Before beginning the procedure, the area will be numbed using a local anesthesia. An incision is made in the gum tissue around the area that will be treated. The gum is then lifted away from the tooth and the underlying bone so that there is direct access to the area. The surface of the tooth is then thoroughly cleaned of any plaque buildup.
Next the surface of the bone will be smoothed. Bacteria trapped in the pocket around the tooth will eat away at bone making it uneven and rough. In order to ensure proper healing, smoothing the bone of these rough surfaces is necessary.
After the root of tooth has been cleaned and the bone smoothed, the gum tissue is then trimmed to match the new underlying structure and stitched into place.

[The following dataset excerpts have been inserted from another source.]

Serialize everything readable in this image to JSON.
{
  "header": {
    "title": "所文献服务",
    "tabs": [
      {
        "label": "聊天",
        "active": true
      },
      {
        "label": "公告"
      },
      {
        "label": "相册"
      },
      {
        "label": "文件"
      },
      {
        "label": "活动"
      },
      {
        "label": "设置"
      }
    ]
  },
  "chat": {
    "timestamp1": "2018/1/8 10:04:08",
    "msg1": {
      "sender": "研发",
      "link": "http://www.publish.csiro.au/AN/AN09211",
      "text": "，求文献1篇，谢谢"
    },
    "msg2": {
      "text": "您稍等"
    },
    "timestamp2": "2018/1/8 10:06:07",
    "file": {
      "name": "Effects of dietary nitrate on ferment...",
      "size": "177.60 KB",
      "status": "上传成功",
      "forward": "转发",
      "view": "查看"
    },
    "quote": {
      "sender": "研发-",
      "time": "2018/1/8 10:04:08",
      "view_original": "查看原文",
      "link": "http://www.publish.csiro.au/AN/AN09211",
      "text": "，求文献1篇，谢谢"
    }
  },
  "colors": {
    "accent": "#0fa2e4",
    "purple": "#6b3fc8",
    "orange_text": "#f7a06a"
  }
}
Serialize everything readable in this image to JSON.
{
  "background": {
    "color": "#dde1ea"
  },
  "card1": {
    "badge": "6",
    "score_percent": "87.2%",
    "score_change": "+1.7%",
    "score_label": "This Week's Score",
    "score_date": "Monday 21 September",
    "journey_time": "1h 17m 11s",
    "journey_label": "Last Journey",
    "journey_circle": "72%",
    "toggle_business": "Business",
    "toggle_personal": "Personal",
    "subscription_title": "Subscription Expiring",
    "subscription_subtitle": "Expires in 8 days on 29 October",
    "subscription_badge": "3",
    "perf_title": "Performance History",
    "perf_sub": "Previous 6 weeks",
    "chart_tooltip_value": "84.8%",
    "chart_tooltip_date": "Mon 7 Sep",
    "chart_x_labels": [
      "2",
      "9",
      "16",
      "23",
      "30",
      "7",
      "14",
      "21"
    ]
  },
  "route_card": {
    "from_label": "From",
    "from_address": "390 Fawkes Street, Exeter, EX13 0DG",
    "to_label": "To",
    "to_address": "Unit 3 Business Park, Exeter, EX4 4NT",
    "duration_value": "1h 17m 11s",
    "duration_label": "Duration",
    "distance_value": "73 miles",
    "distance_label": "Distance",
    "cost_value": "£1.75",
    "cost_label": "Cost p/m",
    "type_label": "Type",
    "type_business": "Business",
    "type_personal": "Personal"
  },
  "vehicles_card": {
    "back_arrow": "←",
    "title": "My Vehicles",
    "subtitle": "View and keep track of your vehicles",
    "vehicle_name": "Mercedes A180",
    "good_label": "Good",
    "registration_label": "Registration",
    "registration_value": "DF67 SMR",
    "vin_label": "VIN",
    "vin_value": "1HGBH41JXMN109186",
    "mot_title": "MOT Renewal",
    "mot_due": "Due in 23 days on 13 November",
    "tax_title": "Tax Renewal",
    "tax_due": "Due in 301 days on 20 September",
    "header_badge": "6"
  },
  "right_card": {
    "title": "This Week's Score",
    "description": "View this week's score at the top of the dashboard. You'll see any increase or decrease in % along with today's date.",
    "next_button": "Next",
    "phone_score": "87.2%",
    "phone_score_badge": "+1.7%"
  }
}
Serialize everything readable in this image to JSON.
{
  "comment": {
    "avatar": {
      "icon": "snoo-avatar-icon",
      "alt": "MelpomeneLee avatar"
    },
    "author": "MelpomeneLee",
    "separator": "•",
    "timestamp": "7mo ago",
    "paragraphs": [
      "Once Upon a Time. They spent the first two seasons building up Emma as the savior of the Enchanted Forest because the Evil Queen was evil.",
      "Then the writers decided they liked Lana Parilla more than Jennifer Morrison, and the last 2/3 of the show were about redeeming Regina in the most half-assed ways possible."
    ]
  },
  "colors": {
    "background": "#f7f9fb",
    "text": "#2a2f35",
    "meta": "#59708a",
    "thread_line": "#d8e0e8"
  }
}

The stitches are placed to hold the gum tissue in the correct position as it heals.
After the Procedure
After the procedure you may be prescribed a pain medication. Stitches will be removed in 6-10 days unless dissolving stitches are used. About a month after surgery, an appointment should be scheduled to check on the healing of the area. Because some gum tissue is trimmed during the procedure and because the gums shrink some what during healing, the tooth may appear longer in the mouth. This may cause increased sensitivity to hot or cold. This is handled using desensitization agents.